Faudrait pas oublier l’essentiel. Un, la Roumanie est tenue par la mafia, la vraie. Deux, la viande est devenue en France une industrie comme les autres. La fabrication du « minerai de viande » est légale.

Oublie tout ce que tu as entendu, et regarde d’un autre œil cette fabuleuse histoire. Le « scandale de la viande de cheval » est une grosse farce, jouée par des acteurs de premier plan. Deux mots sur Stéphane Le Foll, ministre de l’Agriculture et comédien de génie : contrairement à tant d’autres ministres, il visait depuis un bail le poste qu’il occupe depuis mai 2012. Il est petit-fils de pedzouille, titulaire d’un BTS agricole, et il a enseigné l’économie dans un lycée agricole. Il connaît donc le secteur.

Et c’est bien pourquoi il faut l’applaudir si fort. Jeté au milieu d’une énième crise de confiance, qui risque de plomber les comptes de l’industrie de la bidoche pour un moment, il a choisi contre toute évidence la voie de l’humour. Citation (RTL le 11 février) : « Je découvre la complexité des circuits et de ce système de jeux de trading entre grossistes à l’échelle européenne ». Immergé depuis sa naissance dans le monde de l’agriculture intensive, copinant avec certains de ses pires tenants, comme le président de la FNSEA Xavier Beulin, il ignorerait tout de ce qui fait le quotidien de la barbaque industrielle. C’est crédible.

On ne va pas refaire dans Charlie le circuit de la viande roumaine, mais on peut ajouter deux ou trois bricoles au vaste storytelling (1) en cours. Un, tous les sopranos de cet opéra bouffe savent ce qu’est devenue la Roumanie : un pays dirigé par la mafia. Roberto Saviano, l’auteur de Gomorra, livre consacré à la Camorra, ne cesse de le répéter dans de nombreux entretiens, et la presse roumaine le confirme chaque jour. Le 9 février 2011, le quotidien de Bucarest Gândul (3) se demande en Une : « Mais où va l’argent sale des douanes ? ». Bonne question, car en cet instant, un douanier sur quatre est poursuivi pour corruption. Le 25 mai 2011, un autre quotidien roumain, Evenimentul Zilei (4), annonce que la mafia touche entre 1 000 et 7 000 dollars pour chaque container envoyé dans l’Union européenne. On arrête là, faute de place.
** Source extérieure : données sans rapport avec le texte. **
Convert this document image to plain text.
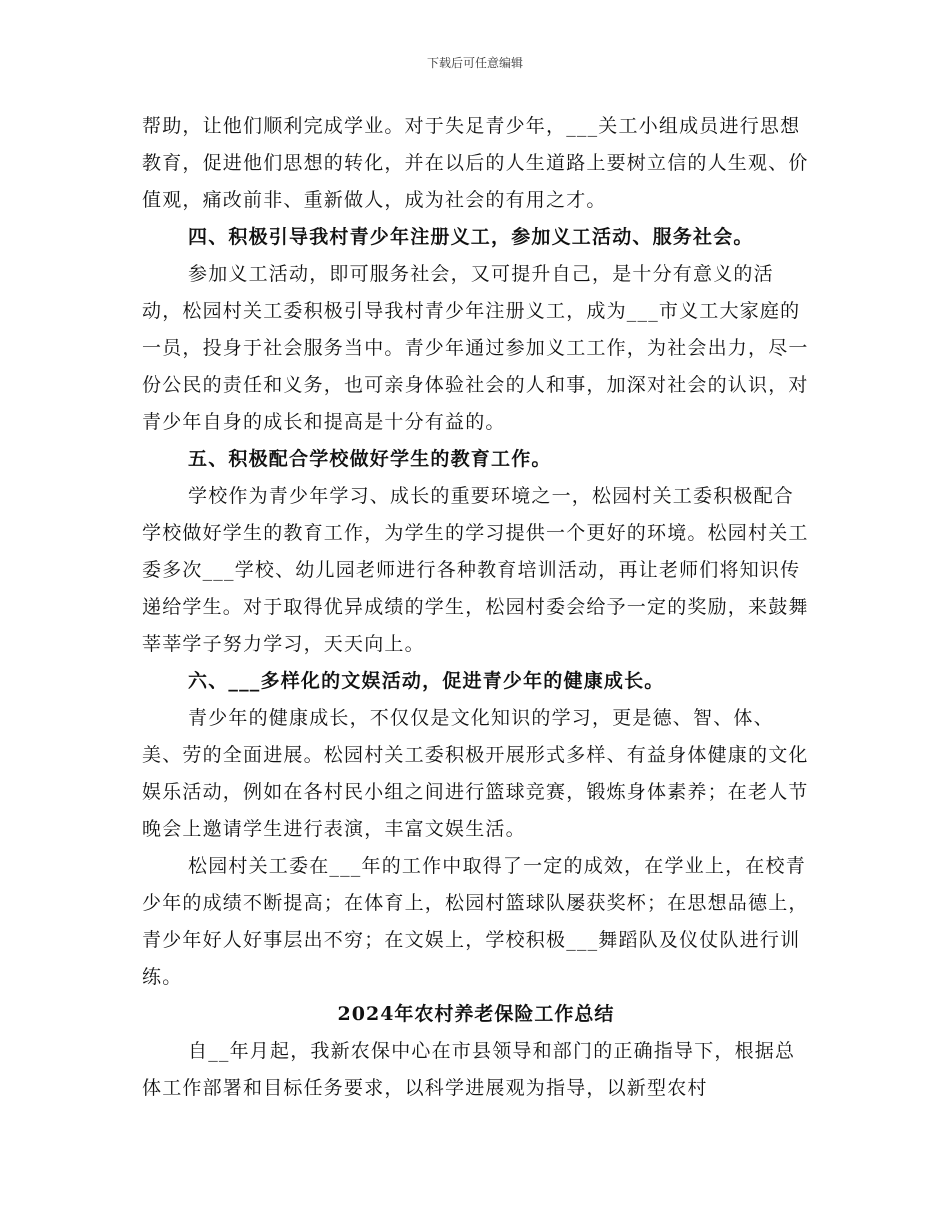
下载后可任意编辑

帮助，让他们顺利完成学业。对于失足青少年，___关工小组成员进行思想教育，促进他们思想的转化，并在以后的人生道路上要树立信的人生观、价值观，痛改前非、重新做人，成为社会的有用之才。

四、积极引导我村青少年注册义工，参加义工活动、服务社会。

参加义工活动，即可服务社会，又可提升自己，是十分有意义的活动，松园村关工委积极引导我村青少年注册义工，成为___市义工大家庭的一员，投身于社会服务当中。青少年通过参加义工工作，为社会出力，尽一份公民的责任和义务，也可亲身体验社会的人和事，加深对社会的认识，对青少年自身的成长和提高是十分有益的。

五、积极配合学校做好学生的教育工作。

学校作为青少年学习、成长的重要环境之一，松园村关工委积极配合学校做好学生的教育工作，为学生的学习提供一个更好的环境。松园村关工委多次___学校、幼儿园老师进行各种教育培训活动，再让老师们将知识传递给学生。对于取得优异成绩的学生，松园村委会给予一定的奖励，来鼓舞莘莘学子努力学习，天天向上。

六、___多样化的文娱活动，促进青少年的健康成长。

青少年的健康成长，不仅仅是文化知识的学习，更是德、智、体、美、劳的全面进展。松园村关工委积极开展形式多样、有益身体健康的文化娱乐活动，例如在各村民小组之间进行篮球竞赛，锻炼身体素养；在老人节晚会上邀请学生进行表演，丰富文娱生活。

松园村关工委在___年的工作中取得了一定的成效，在学业上，在校青少年的成绩不断提高；在体育上，松园村篮球队屡获奖杯；在思想品德上，青少年好人好事层出不穷；在文娱上，学校积极___舞蹈队及仪仗队进行训练。

2024年农村养老保险工作总结

自__年月起，我新农保中心在市县领导和部门的正确指导下，根据总体工作部署和目标任务要求，以科学进展观为指导，以新型农村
Voilà donc l’arrière-plan. Mais les neuneus ont tort de croire les ministres, qui désignent une poignée de fraudeurs et annoncent de nouveaux contrôles. Car la merde, qu’elle soit de vache ou de cheval, est dans le système. La vérité est dans un entretien passionnant accordé à une feuille de Nevers par Constantin Sollogoub, ancien vétérinaire local connaissant bien la Roumanie (4). Le Constantin se demande : « Pourquoi une viande abattue en Roumanie vient-elle jusqu’à Castelnaudary, pour être préparée au Luxembourg, via Metz ? ». Et il répond que le kilo de cheval vaut le tiers du kilo de bœuf, du moins en Roumanie. Et que l’exportation de viande permet d’engranger en plus des aides européennes. On voit que ça rapporte.
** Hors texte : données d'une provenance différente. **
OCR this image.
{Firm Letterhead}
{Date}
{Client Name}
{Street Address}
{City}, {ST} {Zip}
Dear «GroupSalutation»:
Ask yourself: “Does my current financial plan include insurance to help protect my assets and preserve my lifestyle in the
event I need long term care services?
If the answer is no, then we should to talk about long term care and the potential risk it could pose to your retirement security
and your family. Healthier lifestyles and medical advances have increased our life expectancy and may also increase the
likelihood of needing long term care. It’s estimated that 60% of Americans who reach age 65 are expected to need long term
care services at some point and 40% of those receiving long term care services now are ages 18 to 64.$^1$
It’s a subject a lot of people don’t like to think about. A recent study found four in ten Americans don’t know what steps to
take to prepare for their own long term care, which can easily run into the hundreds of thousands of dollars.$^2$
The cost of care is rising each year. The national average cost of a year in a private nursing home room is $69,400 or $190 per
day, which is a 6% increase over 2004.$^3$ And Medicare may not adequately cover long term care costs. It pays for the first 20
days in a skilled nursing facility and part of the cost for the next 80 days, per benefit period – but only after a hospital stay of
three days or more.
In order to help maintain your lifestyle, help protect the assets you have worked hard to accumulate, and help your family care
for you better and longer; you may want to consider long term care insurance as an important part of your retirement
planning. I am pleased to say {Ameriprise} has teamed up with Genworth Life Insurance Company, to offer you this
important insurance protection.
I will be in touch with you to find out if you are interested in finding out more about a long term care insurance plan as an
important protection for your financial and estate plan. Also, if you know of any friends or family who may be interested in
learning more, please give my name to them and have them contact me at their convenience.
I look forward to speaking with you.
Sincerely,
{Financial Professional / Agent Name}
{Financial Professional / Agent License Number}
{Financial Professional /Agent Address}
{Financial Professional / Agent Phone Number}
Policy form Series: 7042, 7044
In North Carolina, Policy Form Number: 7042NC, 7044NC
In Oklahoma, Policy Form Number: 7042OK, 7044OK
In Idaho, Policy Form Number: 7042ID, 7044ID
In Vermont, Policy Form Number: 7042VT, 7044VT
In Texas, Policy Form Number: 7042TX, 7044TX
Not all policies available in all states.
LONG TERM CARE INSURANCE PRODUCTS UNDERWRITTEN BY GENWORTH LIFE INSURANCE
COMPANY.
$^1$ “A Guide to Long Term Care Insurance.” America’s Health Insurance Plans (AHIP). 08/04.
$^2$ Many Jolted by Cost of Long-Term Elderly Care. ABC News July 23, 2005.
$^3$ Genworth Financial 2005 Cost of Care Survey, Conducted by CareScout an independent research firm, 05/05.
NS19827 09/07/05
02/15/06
Mais ce n’est pas tout, et Constantin mange même le morceau principal : « Il y a 40 ans, les déchets des premières opérations allaient à l’équarrissage. Ils sont désormais mis en blocs et congelés ». Voilà le grand secret : on ne jette plus rien, ce serait trop bête. Et les industriels de la viande – qu’ils soient Roumains ou Français – fabriquent ce que nos belles autorités appellent discrètement du « minerai de viande ». Ne fuyez pas, cela devient sublime. Charlie étant un journal sérieux, bien qu’irresponsable, a épluché la Spécification technique n° B1-12-03 du 28 janvier 2003 , édictée par les services français. Cela donne : « Le minerai ou minerai de chair utilisé pour la fabrication des viandes hachées correspond exclusivement à des ensembles de muscles striés et de leurs affranchis, y compris les tissus graisseux y attenant ».
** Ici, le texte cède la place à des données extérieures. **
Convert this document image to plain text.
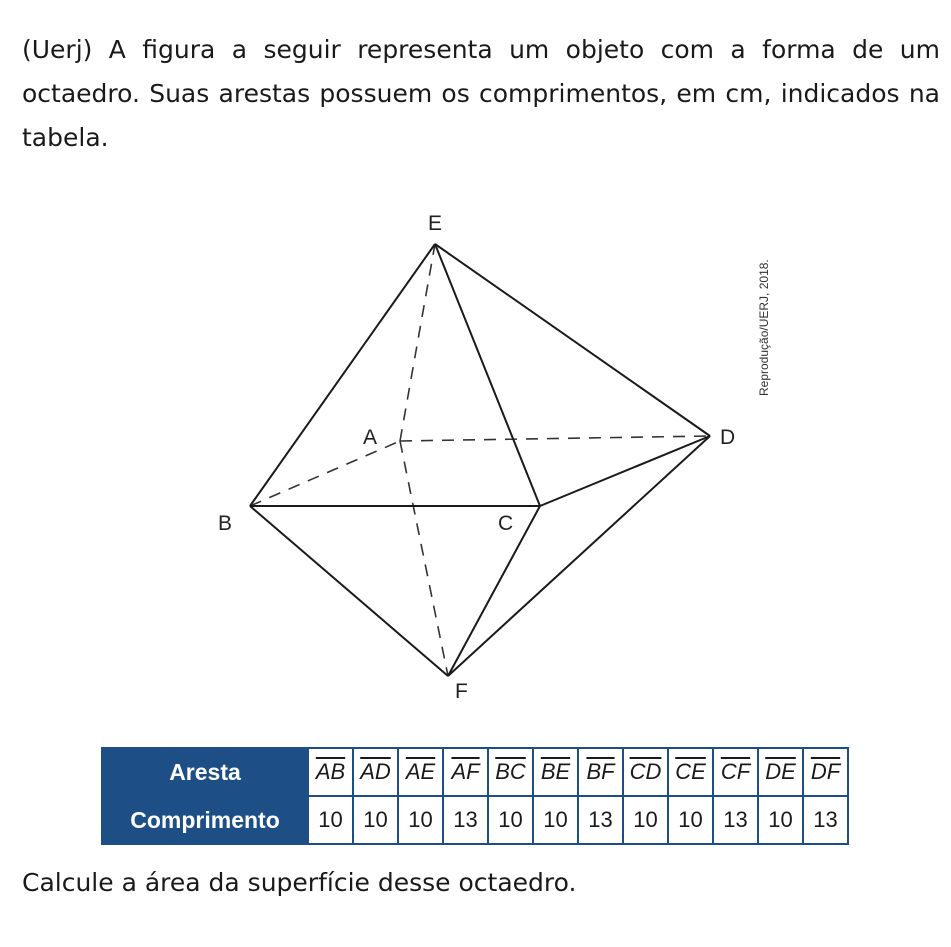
(Uerj) A figura a seguir representa um objeto com a forma de um octaedro. Suas arestas possuem os comprimentos, em cm, indicados na tabela.

E
A	D
B	C
F
Reprodução/UERJ, 2018.
Aresta	$\overline{AB}$	$\overline{AD}$	$\overline{AE}$	$\overline{AF}$	$\overline{BC}$	$\overline{BE}$	$\overline{BF}$	$\overline{CD}$	$\overline{CE}$	$\overline{CF}$	$\overline{DE}$	$\overline{DF}$
Comprimento	10	10	10	13	10	10	13	10	10	13	10	13

Calcule a área da superfície desse octaedro.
Il n’y a qu’une explication au supposé scandale de la viande de cheval : l’animal est devenu un produit industriel comme un autre. Une marchandise à laquelle on peut faire subir tous les outrages. Pour le reste, pour la com’ et les trémolos, voyez plutôt Le Foll.

(1) Le storytelling est une méthode archaïque, mais renouvelée par l’industrie, qui consiste à raconter de belles histoires plutôt que dire la vérité.
(2) http://www.gandul.info/news/un-politist-de-frontiera-din-patru-este-cercetat-pentru-coruptie-filmul-arestarii-cu-elicopterul-a-doua-puncte-vamale-7965253
(3) http://www.evz.ro/detalii/stiri/razboi-total-igas-doi-si-un-sfert-931419.html
(4) http://www.lejdc.fr/nievre/actualite/2013/02/13/ancien-veterinaire-a-nevers-constantin-sollogoub-setonne-du-parcours-de-la-viande-roumaine-1441372.html

Ce scandale alimentaire qui s’annonce (dans Le Monde)

Deux articles, signés par moi, parus dans Le Monde daté 26 février

Idées

Le scandale alimentaire qui s’annonce


LE MONDE | 25.02.2013 à 15h57 • Mis à jour le 25.02.2013 à 17h35 Par Fabrice Nicolino, enquêteur, chroniqueur et reporter

Que se passe-t-il vraiment dans l’univers de la viande industrielle ? Et que nous fait-on manger, de gré ou de force ? Avant d’essayer de répondre, il est bon d’avoir en tête deux études récentes. La première, publiée en 2011, montre la présence dans le lait – de vache, de chèvre ou d’humain – d’anti-inflammatoires, de bêtabloquants, d’hormones et bien sûr d’antibiotiques. Le lait de vache contient le plus grand nombre de molécules.
La seconde, qui date de 2012, est encore plus saisissante. Une équipe de chercheurs a mis au point une technique de détection des résidus dans l’alimentation, en s’appuyant sur la chromatographie et la spectrométrie de masse.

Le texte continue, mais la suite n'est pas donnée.